The Information Commissioners Office has fined Uber £385,000, for allowing hackers to steal data on 2.7 million UK customers. In 2016, hackers managed to obtain full names, addresses and phone numbers of Uber customers and the ICO said the whole incident was avoidable. Uber has also been fined 600,000 euros by regulators in Holland, over a similar breach which saw 174,000 customers data stolen.
Cyber-attackers hacked Uber’s cloud servers and downloaded files, including the records of 35 million users worldwide. Drivers were also affected, with 3.7 million drivers, 82,000 from the UK, had their weekly pay and tip information hacked. The ICO said the breach was caused by inadequate information security. It was made worse when Uber decided not to inform the public or regulators about the attack. Instead, the chose to pay $100,000 to researchers, who found the bug and fixed the problem for them. This is common practice in the cyber security world. Companies offer rewards or pay ransoms to researchers who find and notify them of systems weaknesses before they can be attacked.
In their report the ICO said: “Uber did not follow the normal operation of its bug bounty programme. In this incident Uber US paid outside attackers who were fundamentally different from legitimate bug bounty recipients: instead of merely identifying a vulnerability and disclosing it responsibly, they maliciously exploited the vulnerability and intentionally acquired personal information relating to Uber users.”
Uber said “We’re pleased to close this chapter on the data incident from 2016. As we shared with European authorities during their investigations, we’ve made a number of technical improvements to the security of our systems both in the immediate wake of the incident as well as in the years since. We’ve also made significant changes in leadership to ensure proper transparency with regulators and customers moving forward. Earlier this year we hired our first chief privacy officer, data protection officer, and a new chief trust and security officer. We learn from our mistakes and continue our commitment to earn the trust of our users every day.”

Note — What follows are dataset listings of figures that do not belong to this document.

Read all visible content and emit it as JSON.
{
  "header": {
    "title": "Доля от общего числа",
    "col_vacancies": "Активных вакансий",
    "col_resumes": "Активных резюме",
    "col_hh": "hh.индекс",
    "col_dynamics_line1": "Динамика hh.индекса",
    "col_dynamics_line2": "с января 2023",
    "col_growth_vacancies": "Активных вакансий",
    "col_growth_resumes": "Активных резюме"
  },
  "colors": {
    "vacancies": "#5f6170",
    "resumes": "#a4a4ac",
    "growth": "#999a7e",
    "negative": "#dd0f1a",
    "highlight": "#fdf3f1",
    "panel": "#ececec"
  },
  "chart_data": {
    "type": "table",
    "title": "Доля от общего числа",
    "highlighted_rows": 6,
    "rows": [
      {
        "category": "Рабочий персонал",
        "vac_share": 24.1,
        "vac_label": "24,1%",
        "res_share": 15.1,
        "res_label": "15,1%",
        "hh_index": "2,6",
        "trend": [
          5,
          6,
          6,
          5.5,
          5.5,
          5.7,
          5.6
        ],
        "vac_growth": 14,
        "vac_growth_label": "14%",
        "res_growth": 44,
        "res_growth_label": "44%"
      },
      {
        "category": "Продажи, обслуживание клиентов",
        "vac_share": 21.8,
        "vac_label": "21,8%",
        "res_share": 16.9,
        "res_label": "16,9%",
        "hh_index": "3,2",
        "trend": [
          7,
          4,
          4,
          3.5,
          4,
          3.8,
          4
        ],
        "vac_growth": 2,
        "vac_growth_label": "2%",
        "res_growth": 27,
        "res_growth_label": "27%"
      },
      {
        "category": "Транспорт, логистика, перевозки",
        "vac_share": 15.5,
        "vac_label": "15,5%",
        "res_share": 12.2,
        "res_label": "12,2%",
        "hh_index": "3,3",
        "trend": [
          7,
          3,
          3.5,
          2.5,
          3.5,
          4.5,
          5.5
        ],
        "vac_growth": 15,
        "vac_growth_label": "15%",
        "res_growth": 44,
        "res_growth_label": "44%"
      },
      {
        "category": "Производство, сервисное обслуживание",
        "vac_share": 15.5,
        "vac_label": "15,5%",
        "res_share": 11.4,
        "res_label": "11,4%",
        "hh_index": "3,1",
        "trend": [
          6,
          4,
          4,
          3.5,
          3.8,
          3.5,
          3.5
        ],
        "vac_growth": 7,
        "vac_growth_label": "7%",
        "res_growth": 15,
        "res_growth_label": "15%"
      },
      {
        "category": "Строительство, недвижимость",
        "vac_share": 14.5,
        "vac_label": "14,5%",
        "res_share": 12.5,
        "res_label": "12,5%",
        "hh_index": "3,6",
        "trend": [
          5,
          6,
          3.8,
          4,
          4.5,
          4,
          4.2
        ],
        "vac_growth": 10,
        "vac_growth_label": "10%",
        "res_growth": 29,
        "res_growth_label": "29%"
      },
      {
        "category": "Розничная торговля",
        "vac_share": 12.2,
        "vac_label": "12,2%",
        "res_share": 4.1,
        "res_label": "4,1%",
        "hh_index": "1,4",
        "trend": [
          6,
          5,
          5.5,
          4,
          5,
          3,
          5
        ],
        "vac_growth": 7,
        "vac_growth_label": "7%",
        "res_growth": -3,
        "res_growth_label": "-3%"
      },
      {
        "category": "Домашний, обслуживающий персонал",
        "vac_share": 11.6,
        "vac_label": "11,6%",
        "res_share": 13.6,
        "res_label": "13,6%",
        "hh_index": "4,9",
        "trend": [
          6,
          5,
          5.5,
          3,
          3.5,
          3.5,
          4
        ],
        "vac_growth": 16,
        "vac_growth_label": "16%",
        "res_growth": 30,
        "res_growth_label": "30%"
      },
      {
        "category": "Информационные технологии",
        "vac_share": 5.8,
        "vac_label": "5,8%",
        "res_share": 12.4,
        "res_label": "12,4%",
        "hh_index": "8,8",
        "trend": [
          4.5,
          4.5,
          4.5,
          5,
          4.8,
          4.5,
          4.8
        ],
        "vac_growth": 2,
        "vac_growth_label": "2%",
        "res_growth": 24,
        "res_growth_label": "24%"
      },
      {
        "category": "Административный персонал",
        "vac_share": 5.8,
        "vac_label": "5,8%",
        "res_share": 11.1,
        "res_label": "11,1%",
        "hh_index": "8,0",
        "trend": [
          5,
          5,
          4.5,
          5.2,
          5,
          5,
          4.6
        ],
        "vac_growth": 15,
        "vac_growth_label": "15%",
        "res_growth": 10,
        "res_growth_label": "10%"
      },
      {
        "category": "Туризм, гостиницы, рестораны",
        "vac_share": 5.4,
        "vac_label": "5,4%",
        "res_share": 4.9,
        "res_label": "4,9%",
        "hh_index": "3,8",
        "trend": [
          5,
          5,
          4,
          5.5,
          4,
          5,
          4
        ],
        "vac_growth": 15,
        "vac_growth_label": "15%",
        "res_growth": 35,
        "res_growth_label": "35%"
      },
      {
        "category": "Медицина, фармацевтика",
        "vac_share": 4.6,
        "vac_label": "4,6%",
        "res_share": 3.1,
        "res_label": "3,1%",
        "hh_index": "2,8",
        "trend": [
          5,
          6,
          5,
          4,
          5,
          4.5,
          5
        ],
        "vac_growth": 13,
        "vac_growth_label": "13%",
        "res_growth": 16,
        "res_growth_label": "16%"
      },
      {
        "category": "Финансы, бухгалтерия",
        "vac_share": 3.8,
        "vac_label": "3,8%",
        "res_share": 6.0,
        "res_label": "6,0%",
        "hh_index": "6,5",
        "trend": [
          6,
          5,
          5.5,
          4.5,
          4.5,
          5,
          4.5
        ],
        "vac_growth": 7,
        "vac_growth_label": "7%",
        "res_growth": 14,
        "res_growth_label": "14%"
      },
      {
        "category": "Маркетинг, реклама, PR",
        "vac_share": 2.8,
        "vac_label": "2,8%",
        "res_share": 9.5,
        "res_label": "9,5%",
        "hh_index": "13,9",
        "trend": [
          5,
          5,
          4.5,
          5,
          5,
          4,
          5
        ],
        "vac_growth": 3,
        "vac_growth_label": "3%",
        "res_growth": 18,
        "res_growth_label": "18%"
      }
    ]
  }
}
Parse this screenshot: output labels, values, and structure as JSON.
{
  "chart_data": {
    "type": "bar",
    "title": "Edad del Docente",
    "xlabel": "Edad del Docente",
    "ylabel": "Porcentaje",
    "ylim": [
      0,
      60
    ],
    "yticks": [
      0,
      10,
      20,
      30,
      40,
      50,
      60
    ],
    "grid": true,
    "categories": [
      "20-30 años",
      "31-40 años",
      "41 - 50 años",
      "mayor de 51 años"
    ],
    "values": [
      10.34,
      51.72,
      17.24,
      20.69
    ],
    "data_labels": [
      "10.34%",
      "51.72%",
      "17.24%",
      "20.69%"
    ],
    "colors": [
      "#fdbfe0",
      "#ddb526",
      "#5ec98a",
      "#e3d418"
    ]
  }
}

As the breach happened in 2016, Uber were saved the heftier fines now enforceable under the EU GDPR regulations. GDPR introduced a duty on organisations to report data breaches to the relevant supervisory authority. This must now be done within 72 hours of a breach. If the breach could adversely affect individuals, they must be informed without delay and, all organisations must ensure they have robust breach detection in place, along with investigation and internal reporting procedures in place. They must also keep a record of any personal data breaches.
What is a personal data breach?
A personal data breach means a breach of security leading to the accidental or unlawful destruction, loss, alteration, unauthorised disclosure of, or access to, personal data. This includes breaches that are the result of both accidental and deliberate causes. It also means that a breach is more than just about losing personal data.
A personal data breach can be broadly defined as a security incident that has affected the confidentiality, integrity or availability of personal data. In short, there will be a personal data breach whenever any personal data is lost, destroyed, corrupted or disclosed; if someone accesses the data or passes it on without proper authorisation; or if the data is made unavailable, for example, when it has been encrypted by ransomware, or accidentally lost or destroyed.
GDPR makes clear that when a security incident takes place, organisations should quickly establish whether a personal data breach has occurred and, if so, promptly take steps to address it, including telling the ICO if required.